The train pulls out of the station.

We are surrounded by Russian soldiers, standing up, sitting or lying on the floor. They shuffle about, and mill back and forth practically stepping over us. Some smoke, drink or sleep. A few have their arms or legs in bandages, and moan in pain. The car smells of sweat, vodka, nicotine and blood.

Once it becomes dark outside, the only light in our corridor enters dimly through the dirty glass windows of the compartment doors.

Mother and I sit on our suitcases in a sea of cigarette butts and empty vodka bottles. The soldiers who have been drinking begin to slur their words and fall over each other with silly laughter.

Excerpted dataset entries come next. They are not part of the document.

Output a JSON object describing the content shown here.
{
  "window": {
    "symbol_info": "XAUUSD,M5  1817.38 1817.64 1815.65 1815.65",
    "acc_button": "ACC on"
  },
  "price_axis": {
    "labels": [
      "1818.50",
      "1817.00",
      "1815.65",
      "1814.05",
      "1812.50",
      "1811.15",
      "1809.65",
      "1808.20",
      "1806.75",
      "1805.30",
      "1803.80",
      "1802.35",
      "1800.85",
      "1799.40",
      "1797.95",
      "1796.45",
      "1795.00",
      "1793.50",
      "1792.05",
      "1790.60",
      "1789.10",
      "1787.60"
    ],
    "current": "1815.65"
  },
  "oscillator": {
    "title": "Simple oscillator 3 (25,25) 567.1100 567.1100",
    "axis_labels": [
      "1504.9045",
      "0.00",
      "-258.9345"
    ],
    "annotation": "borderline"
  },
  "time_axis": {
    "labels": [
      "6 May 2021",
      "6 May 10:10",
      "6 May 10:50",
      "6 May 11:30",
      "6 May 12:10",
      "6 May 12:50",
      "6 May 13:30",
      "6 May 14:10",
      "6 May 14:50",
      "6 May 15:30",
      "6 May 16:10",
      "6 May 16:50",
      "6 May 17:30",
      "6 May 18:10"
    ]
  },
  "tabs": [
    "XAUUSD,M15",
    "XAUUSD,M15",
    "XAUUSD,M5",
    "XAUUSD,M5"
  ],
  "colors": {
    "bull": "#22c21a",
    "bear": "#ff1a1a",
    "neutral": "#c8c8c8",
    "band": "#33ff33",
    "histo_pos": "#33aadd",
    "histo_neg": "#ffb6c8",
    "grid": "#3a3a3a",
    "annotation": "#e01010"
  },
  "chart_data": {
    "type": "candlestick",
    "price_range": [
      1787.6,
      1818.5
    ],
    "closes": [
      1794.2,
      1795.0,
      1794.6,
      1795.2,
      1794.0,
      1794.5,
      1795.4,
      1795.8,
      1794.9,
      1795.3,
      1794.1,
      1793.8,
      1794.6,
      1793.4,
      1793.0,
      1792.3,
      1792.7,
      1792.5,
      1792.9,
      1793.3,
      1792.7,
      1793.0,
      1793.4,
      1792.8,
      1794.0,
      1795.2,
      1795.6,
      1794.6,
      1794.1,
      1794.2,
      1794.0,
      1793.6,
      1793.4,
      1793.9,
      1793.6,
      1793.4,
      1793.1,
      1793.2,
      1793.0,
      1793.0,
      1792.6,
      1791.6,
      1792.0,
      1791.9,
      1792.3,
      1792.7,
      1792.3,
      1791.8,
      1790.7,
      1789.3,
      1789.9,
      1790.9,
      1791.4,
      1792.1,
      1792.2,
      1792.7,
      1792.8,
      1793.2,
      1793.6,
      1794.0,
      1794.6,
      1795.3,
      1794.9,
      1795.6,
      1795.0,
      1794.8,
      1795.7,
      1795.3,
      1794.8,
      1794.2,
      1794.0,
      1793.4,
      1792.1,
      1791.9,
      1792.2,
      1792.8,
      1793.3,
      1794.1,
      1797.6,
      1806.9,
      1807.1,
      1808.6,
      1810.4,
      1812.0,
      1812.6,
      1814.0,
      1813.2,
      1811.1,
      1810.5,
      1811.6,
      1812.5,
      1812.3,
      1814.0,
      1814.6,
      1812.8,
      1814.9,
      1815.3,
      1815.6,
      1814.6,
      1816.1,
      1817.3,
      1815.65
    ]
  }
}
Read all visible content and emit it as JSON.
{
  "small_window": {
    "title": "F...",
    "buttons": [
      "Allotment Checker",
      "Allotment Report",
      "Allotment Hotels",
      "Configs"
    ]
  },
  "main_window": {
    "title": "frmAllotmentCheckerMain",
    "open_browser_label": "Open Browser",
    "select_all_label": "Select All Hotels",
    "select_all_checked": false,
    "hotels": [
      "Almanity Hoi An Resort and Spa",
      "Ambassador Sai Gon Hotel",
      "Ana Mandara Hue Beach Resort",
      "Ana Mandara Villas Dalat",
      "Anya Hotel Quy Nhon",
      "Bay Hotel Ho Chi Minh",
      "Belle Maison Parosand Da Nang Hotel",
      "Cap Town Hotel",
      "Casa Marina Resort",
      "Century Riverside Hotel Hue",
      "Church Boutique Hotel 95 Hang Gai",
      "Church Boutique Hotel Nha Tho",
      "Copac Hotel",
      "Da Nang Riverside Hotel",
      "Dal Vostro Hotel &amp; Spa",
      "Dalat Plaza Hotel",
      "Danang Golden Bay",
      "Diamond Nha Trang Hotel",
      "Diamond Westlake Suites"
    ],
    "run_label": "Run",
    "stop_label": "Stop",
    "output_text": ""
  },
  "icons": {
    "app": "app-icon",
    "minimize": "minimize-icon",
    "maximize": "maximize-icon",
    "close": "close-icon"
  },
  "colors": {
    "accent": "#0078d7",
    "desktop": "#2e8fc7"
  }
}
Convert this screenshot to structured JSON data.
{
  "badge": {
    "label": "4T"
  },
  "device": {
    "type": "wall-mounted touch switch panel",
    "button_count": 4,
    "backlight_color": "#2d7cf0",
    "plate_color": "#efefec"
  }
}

Mother keeps her back to the wall of the train. I am scared.

In front of us, the compartment door opens onto the corridor, and our friend, the officer, comes out. He is short and stocky, very dark, with thick black eyebrows. He pushes his way through the litter towards Mother, and addresses her in broken Polish.

“My dear lady, you should not be sitting on the floor in your condition. Why don’t you come into my compartment?